Konjam Pesinaal Yenna Movie Review: All talk no show

Konjam Pesinaal Yenna Movie Review: All talk no show

The film struggles due to weak writing, overly clichéd romantic dialogues, and a virtually nonexistent screenplay—all of which make it a forgettable watch
Konjam Pesinaal Yenna(1.5 / 5)

Romance dramas have undoubtedly been explored extensively, leading some to wonder if there is anything truly innovative left to offer in the genre. This question arose for me during the interval of Konjam Pesinaal Yenna. Like many other love stories, this film also concludes with the classic 'Happily Ever After' trope (oops, spoiler alert). Set against the backdrop of the Covid lockdown, the film aims to provide a screenlife experience of falling in love, reminiscent of Halitha Shameem’s Loners from Putham Pudhu Kaalai Vidiyaadha. However, it struggles due to weak writing, overly clichéd romantic dialogues, and a virtually nonexistent screenplay—all of which make it a forgettable watch.

Director: Giri Murphy

Cast: Keerthi Pandian, Vinoth Kishan, Kaamna Batra, VJ Aashiq

Rating: 1.5/5

Konjam Pesinaal Yenna centres on Sanjana (Keerthi Pandian), whose dormant feelings for her childhood crush, Ajay (Vinoth Kishan), are reignited when they meet again virtually. Despite not confessing her past emotions, the two make phone conversations during the lockdown and begin to form a new bond without attaching any traditional relationship labels to it. However, their journey towards acknowledging their feelings is fraught with challenges typical of any love story.

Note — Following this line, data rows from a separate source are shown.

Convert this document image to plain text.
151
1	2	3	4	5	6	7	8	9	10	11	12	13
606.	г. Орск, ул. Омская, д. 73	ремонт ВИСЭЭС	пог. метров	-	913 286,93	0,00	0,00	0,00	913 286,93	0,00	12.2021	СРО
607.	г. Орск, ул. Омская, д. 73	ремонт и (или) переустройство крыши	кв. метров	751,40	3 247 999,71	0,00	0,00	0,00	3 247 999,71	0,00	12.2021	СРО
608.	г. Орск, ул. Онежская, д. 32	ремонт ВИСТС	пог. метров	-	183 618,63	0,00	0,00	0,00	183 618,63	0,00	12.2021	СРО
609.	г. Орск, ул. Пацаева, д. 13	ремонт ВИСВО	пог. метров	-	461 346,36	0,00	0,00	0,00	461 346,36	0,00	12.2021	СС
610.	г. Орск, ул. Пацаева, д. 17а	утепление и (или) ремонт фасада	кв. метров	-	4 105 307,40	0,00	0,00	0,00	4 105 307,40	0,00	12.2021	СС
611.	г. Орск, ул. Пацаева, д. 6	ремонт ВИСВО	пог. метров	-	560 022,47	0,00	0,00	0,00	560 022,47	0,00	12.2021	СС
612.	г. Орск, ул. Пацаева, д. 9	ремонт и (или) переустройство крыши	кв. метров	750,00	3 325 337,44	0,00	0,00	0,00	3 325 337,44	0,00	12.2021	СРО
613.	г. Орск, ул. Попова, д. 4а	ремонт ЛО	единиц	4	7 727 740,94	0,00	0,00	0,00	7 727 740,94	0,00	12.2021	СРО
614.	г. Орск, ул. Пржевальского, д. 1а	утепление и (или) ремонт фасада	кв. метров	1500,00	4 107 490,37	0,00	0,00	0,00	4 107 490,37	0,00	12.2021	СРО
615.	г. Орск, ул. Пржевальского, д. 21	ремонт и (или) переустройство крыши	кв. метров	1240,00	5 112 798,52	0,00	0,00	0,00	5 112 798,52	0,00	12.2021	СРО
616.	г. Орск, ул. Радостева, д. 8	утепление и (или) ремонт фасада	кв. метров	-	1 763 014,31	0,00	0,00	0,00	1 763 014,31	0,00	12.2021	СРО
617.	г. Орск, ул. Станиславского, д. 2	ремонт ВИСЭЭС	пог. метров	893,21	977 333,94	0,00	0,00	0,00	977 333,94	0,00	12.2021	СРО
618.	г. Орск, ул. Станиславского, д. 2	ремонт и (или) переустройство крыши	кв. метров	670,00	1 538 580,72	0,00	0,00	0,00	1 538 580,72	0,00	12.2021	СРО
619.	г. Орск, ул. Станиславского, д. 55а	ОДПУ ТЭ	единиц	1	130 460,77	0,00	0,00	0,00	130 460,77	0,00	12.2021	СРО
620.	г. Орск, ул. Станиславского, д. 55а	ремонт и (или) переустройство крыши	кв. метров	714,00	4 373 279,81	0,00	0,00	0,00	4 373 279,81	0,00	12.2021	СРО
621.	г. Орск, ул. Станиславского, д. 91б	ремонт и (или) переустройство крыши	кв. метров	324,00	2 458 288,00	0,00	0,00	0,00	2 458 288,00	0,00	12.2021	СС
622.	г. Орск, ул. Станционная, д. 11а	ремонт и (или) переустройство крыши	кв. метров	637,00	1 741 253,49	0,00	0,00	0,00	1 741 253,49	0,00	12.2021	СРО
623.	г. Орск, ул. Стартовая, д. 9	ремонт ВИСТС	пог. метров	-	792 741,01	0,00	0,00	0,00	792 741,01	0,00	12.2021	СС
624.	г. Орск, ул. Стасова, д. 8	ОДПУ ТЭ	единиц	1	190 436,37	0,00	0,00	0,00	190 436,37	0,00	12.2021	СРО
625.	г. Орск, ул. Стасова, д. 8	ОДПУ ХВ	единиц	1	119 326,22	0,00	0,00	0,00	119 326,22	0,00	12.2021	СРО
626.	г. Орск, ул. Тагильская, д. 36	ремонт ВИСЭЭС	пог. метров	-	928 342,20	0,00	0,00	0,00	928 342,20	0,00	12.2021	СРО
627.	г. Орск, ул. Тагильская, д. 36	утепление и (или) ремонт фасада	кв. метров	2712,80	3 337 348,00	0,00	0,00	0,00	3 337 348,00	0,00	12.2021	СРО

Initially, Konjam Pesinaal Yenna presents promising elements beyond the typical romantic tropes. Ajay's serious self-introduction provides insight into his character, while Sanjana's introduction is bubbly and jovial, accompanied by two alter-ego-like characters that reflect her insecurities and strengths. While these characters introduce a fresh angle, the inconsistent writing causes them to disappear after a few initial scenes, only to reappear during the climax. Similarly, Ajay's dog, Plateau, is given a voice, delivering comebacks that surpass typical human responses. Even the few novel ideas in the film go amiss when they’re most needed to save the story.

Beyond its inconsistent execution, the film's biggest flaw is its lack of a compelling narrative. The conflicts that romantic stories generally introduce are limited to either disagreements between the main couple or family disputes. Given the supportive familial environment depicted in the film, the former is emphasised as the primary conflict. However, this conflict lacks depth and appears illogical. Ajay decides to end a non-existent relationship with Sanjana because of his friend's failed long-term relationship. While the film hints at Ajay's trust issues stemming from his parents' constant fighting, the narrative fails to effectively convey this trauma. Furthermore, the audience is left in the dark regarding Ajay's reasons for falling for Sanjana. While Sanjana has harboured feelings for him for years, Ajay's attraction to her seems to stem solely from her being there for him during tough times. This raises the question: What role does Sanjana truly play in Ajay's life beyond that of a therapist or a confidante?

Of course, Keerthi Pandian and Vinoth Kishan justify their roles as Sanjana and Ajay, respectively. Particularly in the school flashback scenes, Keerthi's portrayal of Sanjana feels authentic, effectively immersing viewers in the experience of a schoolgirl deeply infatuated. However, for a screenlife film, the chemistry between the leading duo is not functional, let alone sizzling. We hardly feel like the two are in love, and the several montages of them falling in love are definitely not helpful. In fact, Sanjana shares better chemistry with her best friend Adhi (Kaamna Batra); they even affectionately refer to each other as 'Baby'. The film's portrayal of female friendship is indeed refreshing, but unfortunately, it is short-lived.

More than true to its rhetorical title, Konjam Pesinaal Yenna has no dearth of syrupy dialogues that quite test your patience. When Sanjana realises that she has fallen in love, she makes a statement—“Avan satta paikulla vizhundhu apdiye avan heartbeat ah ketute irukanum nu thonudhu”—that comes out as nothing short of cringe. Further, Ajay is also made to speak lines like, “Saagamale swargatha paatha maari irukum,” when she asks him how it would be to experience rain with his lover. Such lines come when the film is already punching below its weight, rather than presenting worthy lines when the situation demands them.

When the film neared its climax, I wondered if it would have made better sense to release it during or immediately after the pandemic. At least, then, the film might have resonated a little better with the troubles of the lockdown period still fresh in our memory. Even then, the film would need a proper storyline, a bit more gravitas in the romance department, and much better writing. As it stands, Konjam Pesinaal Yenna is just all talk, no show.